2005 North Carolina Code - General Statutes Article 12 - Transfer of Assets.

Article 12.

Transfer of Assets.

§ 55‑12‑01.  Sale of assets in regular course of business and mortgage of assets.

(a)       A mortgage of or other security interest in all or any part of the property of a corporation may be made by authority of the board of directors without approval of the shareholders, unless otherwise provided in the articles of incorporation or in bylaws adopted by the shareholders.

(b)       Unless otherwise provided in the articles of incorporation or in bylaws adopted by the shareholders, a corporation may, on the terms and conditions and for the consideration determined by the board of directors, and without approval by the shareholders:

(1)       Sell, lease, exchange, or otherwise dispose of all, or substantially all, of its property in the usual and regular course of business; or

(2)       Transfer any or all of its property to a corporation or an unincorporated entity all the shares or ownership interests of which are owned by the corporation. (1925, c. 235; 1929, c. 269; 1939, c. 279; G.S., s. 55‑26; 1955, c. 1371, s. 1; 1989, c. 265, s. 1; 2001‑508, s. 1.)

 

§ 55‑12‑02.  Sale of assets other than in regular course of business.

(a)       A corporation may sell, lease, exchange, or otherwise dispose of all, or substantially all, of its property, otherwise than in the usual and regular course of business, on the terms and conditions and for the consideration determined by the corporation's board of directors, if the board of directors proposes and its shareholders approve the proposed transaction.

(b)       For a transaction to be authorized:

(1)       The board of directors must recommend the proposed transaction to the shareholders unless the board of directors determines that because of conflict of interest or other special circumstances it should make no recommendation, in which event the board of directors must communicate the basis for its lack of a recommendation to the shareholders with the submission of the proposed transaction; and

(2)       The shareholders entitled to vote must approve the transaction.

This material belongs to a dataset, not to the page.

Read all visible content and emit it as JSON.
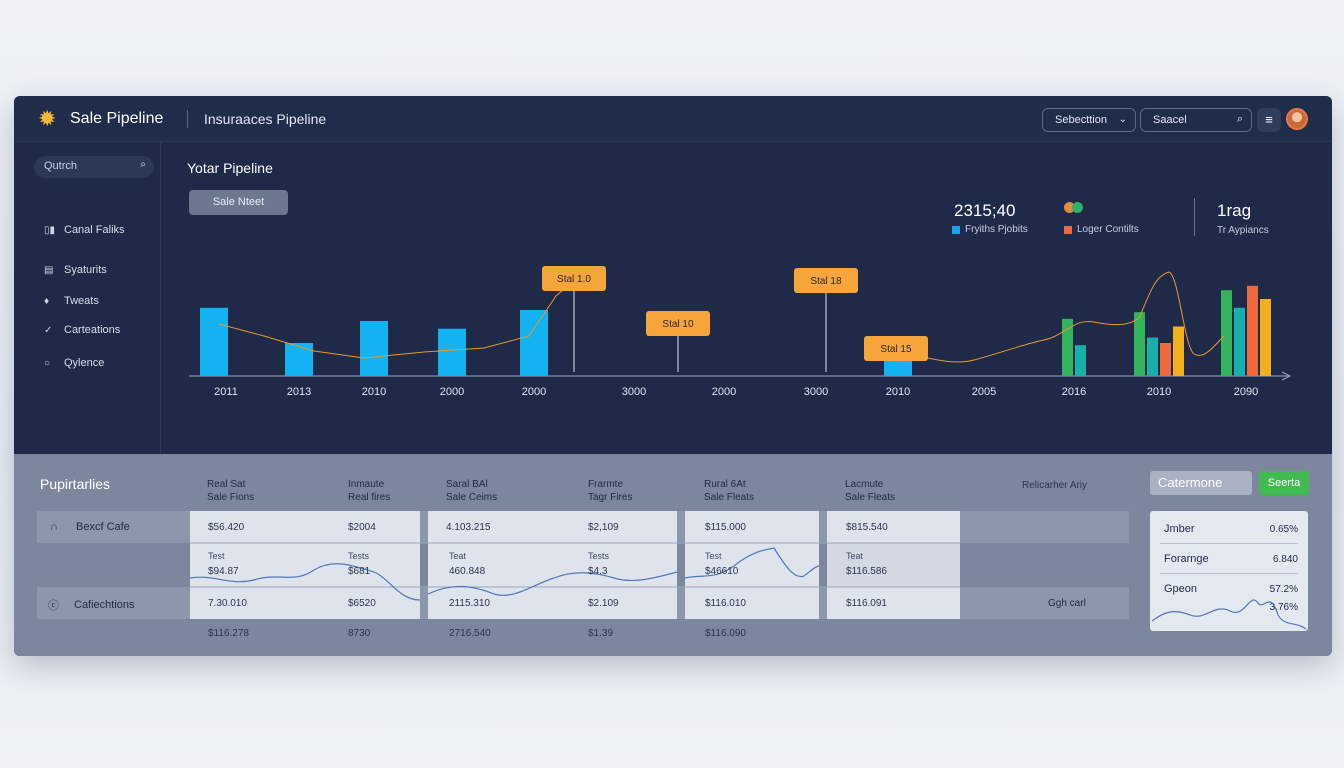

(c)       The board of directors may condition its submission of the proposed transaction on any basis.

(d)       The corporation shall notify each shareholder, whether or not entitled to vote, of the proposed shareholders' meeting in accordance with G.S. 55‑7‑05.  The notice must also state that the purpose, or one of the purposes, of the meeting is to consider the sale, lease, exchange, or other disposition of all, or substantially all, the property of the corporation and contain or be accompanied by a description of the transaction.

(e)       Unless the articles of incorporation, a bylaw adopted by the shareholders, Article 9 or the board of directors (acting pursuant to subsection (c)) require a greater vote or a vote by voting groups, the transaction to be authorized must be approved by a majority of all the votes entitled to be cast on the transaction.

(f)        After a sale, lease, exchange, or other disposition of property is authorized, the transaction may be abandoned (subject to any contractual rights) without further shareholder action.

(g)       A transaction that constitutes a distribution is governed by G.S. 55‑6‑40 and not by this section. (1925, c. 235; 1929, c. 269; 1939, c. 279; G.S., s. 55‑26; 1955, c. 1371, s. 1; 1989, c. 265, s. 1.)

 

§ 55‑12‑03.  Article 9 to control.

Nothing in this Article shall be construed to modify in any manner the provisions or applicability of Article 9. (1989, c. 265, s. 1.)